In particular, for four days (August 13th – 16th) during Obon Week, an ‘all-night dance’ continues until dawn; the number of people attending in these four days reaches about 200,000.

Long ago in the Edo period, for the harmony of the social classes (warriors, farmers, artisans, and tradesmen), the local feudal lord gathered the bon dances of all the villages of his domain at his castle. He encouraged the people to “dance together for these four days of Obon, without regard to social class or position”. It became a popular yearly festival.

Due to this background, visitors and locals alike all dance together in one circle at the Gujo Odori.

Gujo Odori is not merely a ‘watching dance’, but a ‘dancing dance’.

The geta (traditional clogs) worn by people are a feature.

Because it is important to make a good ‘ka!’ sound when kicking the ground with geta, regular visitors to the festival search for geta they can get a good sound out of.

Geta are made from Japanese cypress.

In the four days of Obon week, the all-night dance continues from dusk until dawn; a total of 9 hours.

Continuously kicking the ground while dancing will quickly wear out the soles of the geta.

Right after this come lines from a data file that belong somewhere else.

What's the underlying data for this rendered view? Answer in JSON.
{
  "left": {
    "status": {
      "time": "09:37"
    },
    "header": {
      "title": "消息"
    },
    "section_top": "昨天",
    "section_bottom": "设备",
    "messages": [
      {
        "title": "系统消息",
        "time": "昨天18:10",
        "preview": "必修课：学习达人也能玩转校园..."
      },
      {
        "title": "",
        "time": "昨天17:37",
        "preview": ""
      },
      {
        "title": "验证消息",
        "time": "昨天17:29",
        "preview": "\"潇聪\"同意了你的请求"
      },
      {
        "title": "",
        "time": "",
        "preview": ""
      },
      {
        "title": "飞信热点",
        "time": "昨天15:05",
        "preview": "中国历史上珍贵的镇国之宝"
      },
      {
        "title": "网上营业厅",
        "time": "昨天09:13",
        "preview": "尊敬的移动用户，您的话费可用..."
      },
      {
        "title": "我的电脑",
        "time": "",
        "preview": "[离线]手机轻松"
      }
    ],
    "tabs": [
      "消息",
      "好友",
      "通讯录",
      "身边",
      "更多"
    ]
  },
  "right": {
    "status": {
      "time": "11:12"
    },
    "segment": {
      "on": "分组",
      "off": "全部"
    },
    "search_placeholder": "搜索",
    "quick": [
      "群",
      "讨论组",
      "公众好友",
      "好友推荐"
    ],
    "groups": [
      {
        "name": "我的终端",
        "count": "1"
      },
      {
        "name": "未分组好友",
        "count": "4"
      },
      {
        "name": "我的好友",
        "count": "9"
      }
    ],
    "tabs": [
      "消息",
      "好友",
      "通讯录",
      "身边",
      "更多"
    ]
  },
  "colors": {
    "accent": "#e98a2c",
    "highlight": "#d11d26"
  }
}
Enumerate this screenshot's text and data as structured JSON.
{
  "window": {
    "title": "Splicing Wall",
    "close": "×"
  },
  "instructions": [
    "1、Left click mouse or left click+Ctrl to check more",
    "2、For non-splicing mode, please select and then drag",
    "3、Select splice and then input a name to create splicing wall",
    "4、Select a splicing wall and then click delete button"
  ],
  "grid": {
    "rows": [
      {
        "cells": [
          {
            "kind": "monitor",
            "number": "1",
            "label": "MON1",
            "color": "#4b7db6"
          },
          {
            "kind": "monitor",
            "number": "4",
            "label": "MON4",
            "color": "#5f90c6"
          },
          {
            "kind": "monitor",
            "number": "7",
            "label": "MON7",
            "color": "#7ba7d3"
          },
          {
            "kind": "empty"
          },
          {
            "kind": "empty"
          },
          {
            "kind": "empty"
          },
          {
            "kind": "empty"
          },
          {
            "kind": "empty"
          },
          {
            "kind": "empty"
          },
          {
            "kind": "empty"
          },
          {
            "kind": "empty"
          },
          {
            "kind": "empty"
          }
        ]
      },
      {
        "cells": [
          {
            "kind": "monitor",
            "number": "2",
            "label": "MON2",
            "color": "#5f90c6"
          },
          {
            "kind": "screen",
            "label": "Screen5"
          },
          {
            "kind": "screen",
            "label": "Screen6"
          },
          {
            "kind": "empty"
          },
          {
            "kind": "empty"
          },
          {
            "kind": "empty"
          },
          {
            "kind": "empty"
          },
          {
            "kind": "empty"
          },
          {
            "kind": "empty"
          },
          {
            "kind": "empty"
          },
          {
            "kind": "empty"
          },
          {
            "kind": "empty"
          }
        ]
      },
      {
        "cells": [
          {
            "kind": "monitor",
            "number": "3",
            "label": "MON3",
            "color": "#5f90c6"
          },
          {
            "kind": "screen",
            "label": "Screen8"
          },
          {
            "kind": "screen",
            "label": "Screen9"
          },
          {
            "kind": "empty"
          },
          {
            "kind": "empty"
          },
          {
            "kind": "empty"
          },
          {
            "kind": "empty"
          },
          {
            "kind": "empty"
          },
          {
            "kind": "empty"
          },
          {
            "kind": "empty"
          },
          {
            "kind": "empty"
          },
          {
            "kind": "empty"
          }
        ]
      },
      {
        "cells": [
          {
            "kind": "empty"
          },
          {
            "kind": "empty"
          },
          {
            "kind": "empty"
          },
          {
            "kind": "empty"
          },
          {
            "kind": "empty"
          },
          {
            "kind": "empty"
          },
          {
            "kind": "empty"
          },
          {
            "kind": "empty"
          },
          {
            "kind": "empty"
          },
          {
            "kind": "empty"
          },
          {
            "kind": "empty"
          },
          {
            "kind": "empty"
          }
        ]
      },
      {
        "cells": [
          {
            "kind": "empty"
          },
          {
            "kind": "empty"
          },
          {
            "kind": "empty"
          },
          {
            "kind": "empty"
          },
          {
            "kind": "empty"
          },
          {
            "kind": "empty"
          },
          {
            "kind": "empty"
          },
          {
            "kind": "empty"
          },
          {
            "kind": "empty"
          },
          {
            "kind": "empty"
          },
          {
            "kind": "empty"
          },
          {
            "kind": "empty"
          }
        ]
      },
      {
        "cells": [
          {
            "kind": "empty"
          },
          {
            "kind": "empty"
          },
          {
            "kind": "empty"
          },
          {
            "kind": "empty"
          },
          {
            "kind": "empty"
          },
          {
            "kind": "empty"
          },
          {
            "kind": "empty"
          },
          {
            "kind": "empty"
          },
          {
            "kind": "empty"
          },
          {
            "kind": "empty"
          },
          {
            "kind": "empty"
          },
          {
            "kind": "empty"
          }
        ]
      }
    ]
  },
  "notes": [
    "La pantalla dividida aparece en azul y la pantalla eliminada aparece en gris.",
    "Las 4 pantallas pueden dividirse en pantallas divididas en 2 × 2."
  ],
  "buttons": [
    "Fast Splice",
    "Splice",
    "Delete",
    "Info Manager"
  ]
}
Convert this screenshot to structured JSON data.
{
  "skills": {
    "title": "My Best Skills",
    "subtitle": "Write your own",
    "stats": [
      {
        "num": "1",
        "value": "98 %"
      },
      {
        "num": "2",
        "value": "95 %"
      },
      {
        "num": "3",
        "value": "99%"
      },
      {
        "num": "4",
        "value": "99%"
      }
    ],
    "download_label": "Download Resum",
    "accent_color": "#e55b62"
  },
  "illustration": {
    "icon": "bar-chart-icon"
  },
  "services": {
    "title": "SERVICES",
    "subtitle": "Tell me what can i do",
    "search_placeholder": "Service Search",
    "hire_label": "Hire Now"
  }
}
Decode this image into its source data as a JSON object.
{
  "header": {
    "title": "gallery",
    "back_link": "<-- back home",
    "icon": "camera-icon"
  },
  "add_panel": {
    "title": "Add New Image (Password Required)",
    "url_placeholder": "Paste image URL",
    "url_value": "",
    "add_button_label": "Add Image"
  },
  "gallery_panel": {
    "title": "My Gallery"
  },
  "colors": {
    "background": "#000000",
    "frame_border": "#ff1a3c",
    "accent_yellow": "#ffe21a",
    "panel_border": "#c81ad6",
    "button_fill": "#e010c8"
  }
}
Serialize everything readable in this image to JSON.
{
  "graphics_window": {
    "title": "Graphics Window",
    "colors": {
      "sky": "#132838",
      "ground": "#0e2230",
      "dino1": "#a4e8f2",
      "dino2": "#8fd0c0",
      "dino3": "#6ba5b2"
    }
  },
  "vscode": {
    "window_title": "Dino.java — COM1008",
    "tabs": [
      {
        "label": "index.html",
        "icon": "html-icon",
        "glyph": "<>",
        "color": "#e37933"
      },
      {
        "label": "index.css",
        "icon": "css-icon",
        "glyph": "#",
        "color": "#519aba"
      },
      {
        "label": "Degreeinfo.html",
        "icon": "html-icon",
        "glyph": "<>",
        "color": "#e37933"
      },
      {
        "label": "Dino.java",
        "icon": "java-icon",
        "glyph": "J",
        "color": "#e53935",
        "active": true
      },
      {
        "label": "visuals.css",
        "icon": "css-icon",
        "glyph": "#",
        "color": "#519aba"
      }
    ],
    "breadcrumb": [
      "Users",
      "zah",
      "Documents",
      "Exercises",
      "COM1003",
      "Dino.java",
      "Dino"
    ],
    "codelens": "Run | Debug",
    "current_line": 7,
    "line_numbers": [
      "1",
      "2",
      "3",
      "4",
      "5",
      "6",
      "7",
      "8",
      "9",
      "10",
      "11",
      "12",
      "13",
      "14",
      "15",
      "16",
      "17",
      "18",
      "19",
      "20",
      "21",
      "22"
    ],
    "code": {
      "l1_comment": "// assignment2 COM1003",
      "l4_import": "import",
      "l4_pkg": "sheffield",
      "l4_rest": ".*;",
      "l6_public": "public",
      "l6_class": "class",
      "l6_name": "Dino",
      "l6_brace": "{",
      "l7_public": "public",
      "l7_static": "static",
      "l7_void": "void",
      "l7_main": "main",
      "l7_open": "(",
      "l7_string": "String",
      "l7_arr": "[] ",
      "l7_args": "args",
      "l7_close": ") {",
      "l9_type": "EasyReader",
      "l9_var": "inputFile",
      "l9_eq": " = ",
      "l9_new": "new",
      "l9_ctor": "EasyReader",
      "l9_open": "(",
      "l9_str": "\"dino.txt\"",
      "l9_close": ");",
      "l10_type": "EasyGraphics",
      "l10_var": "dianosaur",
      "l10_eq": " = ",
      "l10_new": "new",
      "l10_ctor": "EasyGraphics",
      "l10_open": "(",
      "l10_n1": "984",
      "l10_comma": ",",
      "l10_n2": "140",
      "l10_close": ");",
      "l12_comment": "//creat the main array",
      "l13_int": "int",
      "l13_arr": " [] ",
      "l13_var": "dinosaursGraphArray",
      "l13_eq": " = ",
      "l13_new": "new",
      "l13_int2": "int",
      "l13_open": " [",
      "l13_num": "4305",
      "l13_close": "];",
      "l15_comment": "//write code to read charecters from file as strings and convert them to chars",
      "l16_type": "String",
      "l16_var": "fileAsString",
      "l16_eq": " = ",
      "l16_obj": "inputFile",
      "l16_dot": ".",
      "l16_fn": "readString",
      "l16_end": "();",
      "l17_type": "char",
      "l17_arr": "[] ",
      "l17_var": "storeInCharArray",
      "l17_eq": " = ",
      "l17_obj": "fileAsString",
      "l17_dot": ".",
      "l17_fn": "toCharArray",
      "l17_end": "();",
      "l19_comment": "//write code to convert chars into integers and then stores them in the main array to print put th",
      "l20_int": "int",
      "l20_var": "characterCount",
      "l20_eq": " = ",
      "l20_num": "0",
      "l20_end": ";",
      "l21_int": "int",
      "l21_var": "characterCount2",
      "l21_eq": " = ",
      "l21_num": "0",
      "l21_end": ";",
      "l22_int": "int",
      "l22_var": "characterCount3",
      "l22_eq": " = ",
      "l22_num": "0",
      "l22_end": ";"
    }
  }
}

Because of that, craftsmen use techniques to make the geta highly durable.

Many people go through three or four pairs of geta in the season.

This ‘Gujo Odori’ – one of Japan’s three largest Bon festivals – spans a total of 32 nights from mid-July to early September, and is now designated as a national Important Intangible Folk Cultural Property by the government.

The spring 2019 Gujo Odori introduced here was held as a special celebration from 7 p.m. on April 30th until 2 a.m. on May 1st, as the era passed from Heisei to Reiwa.

People participating in the dance rotate in a clockwise direction around a float-cart, upon which a Hayashi (traditional music) group performs Gujo-bushi.

Gujo-bushi are songs for Bon dances, and the 10 songs each have a different style of dance: ‘Kawasaki’, ‘Harukoma’, ‘Sanbyaku’, ‘Yatchiku’, ‘Kochou- kawasaki’, ‘Gengenbarabara’, ‘Nekonote’, ‘Sawagi’, ‘Jinku’, and ‘Matsusaka’.

The music of Hayashi; the sound of geta; and the moonlit Gujo castle beside the whispering Yoshida River.

The sight of people dancing the night away here, unchanged for 400 years, fascinates many people to this day.